Bullock focused his short pitch to the activists about how the party can reach back out to voters they lost in recent years.
“Donald Trump won Montana by 20 points. I won by 4 percent,” he explained. “There’s often an inclination among Democrats to say, ‘What’s wrong with those voters?’ as opposed to saying, ‘What did we not talk to them about? How did we not reach them along the way?'”
He noted that even in conservative Montana, he was able to pass a slate of Democratic legislative priorities by building up consensus around the state. That led to accomplishments on Medicaid expansion, an earned income tax credit bill, record investments in education, freezing college tuition and new funding for pre-school, he said.

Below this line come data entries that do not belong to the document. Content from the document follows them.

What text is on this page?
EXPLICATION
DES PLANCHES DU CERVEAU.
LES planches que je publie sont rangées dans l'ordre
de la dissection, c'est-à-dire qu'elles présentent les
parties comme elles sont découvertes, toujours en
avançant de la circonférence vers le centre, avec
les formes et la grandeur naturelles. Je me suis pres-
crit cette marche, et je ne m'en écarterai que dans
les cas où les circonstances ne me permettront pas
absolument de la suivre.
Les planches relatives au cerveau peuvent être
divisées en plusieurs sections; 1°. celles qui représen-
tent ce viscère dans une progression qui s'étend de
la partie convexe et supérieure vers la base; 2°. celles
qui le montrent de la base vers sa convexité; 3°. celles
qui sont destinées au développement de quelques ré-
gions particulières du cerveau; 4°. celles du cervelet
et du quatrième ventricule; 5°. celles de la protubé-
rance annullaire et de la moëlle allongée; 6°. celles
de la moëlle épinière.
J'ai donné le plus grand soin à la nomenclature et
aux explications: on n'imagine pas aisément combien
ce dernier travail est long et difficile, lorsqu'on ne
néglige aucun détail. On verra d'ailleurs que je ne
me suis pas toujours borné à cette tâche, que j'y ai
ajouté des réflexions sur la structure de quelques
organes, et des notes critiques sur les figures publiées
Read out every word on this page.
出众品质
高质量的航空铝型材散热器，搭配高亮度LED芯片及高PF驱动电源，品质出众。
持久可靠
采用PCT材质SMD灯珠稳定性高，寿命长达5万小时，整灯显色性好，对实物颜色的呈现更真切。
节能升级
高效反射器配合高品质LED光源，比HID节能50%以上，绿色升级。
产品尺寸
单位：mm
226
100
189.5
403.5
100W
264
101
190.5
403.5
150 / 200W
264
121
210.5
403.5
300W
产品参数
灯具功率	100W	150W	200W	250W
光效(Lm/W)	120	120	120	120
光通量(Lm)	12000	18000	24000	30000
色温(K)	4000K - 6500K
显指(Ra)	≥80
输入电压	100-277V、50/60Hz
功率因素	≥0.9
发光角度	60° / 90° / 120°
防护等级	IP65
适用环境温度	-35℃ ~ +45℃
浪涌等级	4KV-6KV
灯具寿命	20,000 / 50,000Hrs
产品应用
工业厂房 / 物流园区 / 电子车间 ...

“There is a lot to be against right now, and I think we can be against a lot of those things, especially at the state level,” Bullock said and recalled his executive order on net neutrality in Montana. “But it’s not enough just to be against Trump … We’re a party of everyone. We’re not just a party of the coasts. We need to talk to people everywhere we are. We have to fight for things. We have to show up. We have to share some values.”
A few former Montanans also came out to see Bullock. A younger graduate of Bullock’s same high school showed up, as did Lee Ann Logan and her family. Logan lived in Montana all her life before moving to Iowa a few years ago, and talked about how Bullock had involved her in an effort to fight prescription drug abuse.
Those connections and meeting with local Democratic activists are exactly the type of relationships these trips by possible White House hopefuls are designed to cultivate early on. And helping out local campaigns can build up favors for the future.
If Bullock does end up competing in the caucus, he’ll have some good local validators for his run, from the attorney general to extended family members.
“He looks like a Clark,” Smith said of her second cousin. “He looks like a relative. I was very impressed. I think his Iowa roots showed up in him. He’s a fine young man.”
“I will send that to my friends, they will be so impressed,” Smith said after taking her picture with Bullock. “Then when you’re president some day, I can tell them I knew you.”